When I was in high school I was hanging out with a really bad girl. She got me into a lot of sticky situations and it wasn’t healthy. When I was a senior in High School I made a sleep playlist. I was super anxious all the time and music was the one thing that helped me calm down and it would help me sleep. On this cd was Sleep by Azure Ray ( http://www.youtube.com/watch?v=106R-hvHlIc). I believe it was 4th on my sleep playlist. I watched the Devil Wears Prada yesterday and this song was in the movie. I haven’t listened to that soundtrack or that song in about 5 years. It’s a really great song. Anyways, today has been emotional for me and I can’t stop thinking about that song. I remember putting on my iPod and listening to it for about a song and going into my parents room telling them that I couldn’t sleep. This is going to sound silly, but I would sleep on their floor, and this happened for about a month. It was right before I graduated High School. Sleeping close to someone helped me calm down. I would lay my sleeping bag down on the left side of the bed on the floor next to the air vent. The air would kick on about 10:00 and I would put my iPod in. I would also eat stress mints and right around 10:00 this song would come on. I can remember this like it was last night. I would have Annie and Oscar (my cats) at my feet. I would be sweating because I was anxious. I felt like I was going to throw up. It smelled like wood shavings and smoked meat. It was very relaxing to me and in those quick but long minuets it took for me to fall asleep, I felt 110% safe. I knew I was going to be ok and nothing bad was going to happen to me. I had my family right next to me. It’s amazing that one song can make me feel this way again. I think it’s awesome and I think it’s a gift and I feel very fortunate.
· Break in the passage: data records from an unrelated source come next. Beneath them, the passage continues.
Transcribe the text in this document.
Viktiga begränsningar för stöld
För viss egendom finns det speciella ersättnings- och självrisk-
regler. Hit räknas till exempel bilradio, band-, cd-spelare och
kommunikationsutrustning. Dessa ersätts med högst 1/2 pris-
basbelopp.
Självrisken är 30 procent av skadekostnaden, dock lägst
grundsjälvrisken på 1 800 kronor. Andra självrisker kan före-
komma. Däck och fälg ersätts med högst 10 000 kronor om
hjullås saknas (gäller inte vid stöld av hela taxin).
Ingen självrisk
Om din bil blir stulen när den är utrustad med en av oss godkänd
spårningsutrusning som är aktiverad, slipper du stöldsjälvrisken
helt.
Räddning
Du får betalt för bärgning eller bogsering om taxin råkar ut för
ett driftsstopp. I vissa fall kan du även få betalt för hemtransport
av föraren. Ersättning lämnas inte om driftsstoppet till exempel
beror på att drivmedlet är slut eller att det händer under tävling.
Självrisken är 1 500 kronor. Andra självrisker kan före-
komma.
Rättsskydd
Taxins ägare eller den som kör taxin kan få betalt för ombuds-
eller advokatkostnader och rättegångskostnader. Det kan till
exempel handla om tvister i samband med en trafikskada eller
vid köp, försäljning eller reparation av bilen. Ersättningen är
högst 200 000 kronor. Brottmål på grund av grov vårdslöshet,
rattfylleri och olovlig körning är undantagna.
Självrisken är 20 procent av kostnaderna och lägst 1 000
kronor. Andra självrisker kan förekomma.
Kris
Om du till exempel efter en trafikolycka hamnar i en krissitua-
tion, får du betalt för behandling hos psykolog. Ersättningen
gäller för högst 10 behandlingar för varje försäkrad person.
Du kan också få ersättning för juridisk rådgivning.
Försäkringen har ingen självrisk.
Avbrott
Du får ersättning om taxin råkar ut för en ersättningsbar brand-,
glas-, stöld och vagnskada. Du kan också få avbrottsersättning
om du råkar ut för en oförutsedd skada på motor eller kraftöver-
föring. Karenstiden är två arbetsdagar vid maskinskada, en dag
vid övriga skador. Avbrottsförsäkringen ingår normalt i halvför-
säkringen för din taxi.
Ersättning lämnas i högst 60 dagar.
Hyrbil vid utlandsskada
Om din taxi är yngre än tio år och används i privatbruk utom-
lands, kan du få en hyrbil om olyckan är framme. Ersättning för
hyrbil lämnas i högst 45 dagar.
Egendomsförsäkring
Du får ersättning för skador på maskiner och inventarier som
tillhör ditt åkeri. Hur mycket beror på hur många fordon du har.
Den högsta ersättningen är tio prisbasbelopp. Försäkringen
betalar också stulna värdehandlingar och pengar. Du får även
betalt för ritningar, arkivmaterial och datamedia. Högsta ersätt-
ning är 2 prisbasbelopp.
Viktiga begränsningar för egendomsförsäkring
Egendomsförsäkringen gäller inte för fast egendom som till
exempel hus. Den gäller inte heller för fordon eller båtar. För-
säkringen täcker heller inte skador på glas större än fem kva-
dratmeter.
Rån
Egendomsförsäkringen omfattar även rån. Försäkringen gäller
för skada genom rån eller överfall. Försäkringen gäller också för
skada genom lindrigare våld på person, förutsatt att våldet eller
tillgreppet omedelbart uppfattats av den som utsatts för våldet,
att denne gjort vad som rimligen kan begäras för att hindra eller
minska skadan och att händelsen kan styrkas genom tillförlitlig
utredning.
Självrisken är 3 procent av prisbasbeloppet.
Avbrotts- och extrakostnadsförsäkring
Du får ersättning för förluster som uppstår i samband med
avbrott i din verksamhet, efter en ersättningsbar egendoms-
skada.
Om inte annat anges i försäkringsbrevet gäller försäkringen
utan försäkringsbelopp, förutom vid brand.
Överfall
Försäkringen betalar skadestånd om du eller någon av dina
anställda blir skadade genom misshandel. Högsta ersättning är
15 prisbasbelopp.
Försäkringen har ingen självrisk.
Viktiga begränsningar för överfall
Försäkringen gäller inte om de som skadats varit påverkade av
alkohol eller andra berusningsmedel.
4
My meditation teacher a few semesters ago told me that to help me let go of emotions I would have to listen to songs that made me feel. I decided to do this tonight. Im trying to work through those emotions of losing my family. I miss having my mom and dad together and it makes me feel lost. It makes me feel like my safety net isn’t there any more and I am free falling. I don’t think I’ve every cried so much while listening to a song. It’s been an hour and I still can’t stop crying. Music is so powerful and I never want to take that for granted. I am so grateful that my father introduced me to music at an early age and that this is a part of me. I also know that if I went through those emotions in High School, I am going to be able to recover from my parents divorce, but for now it’s really hard.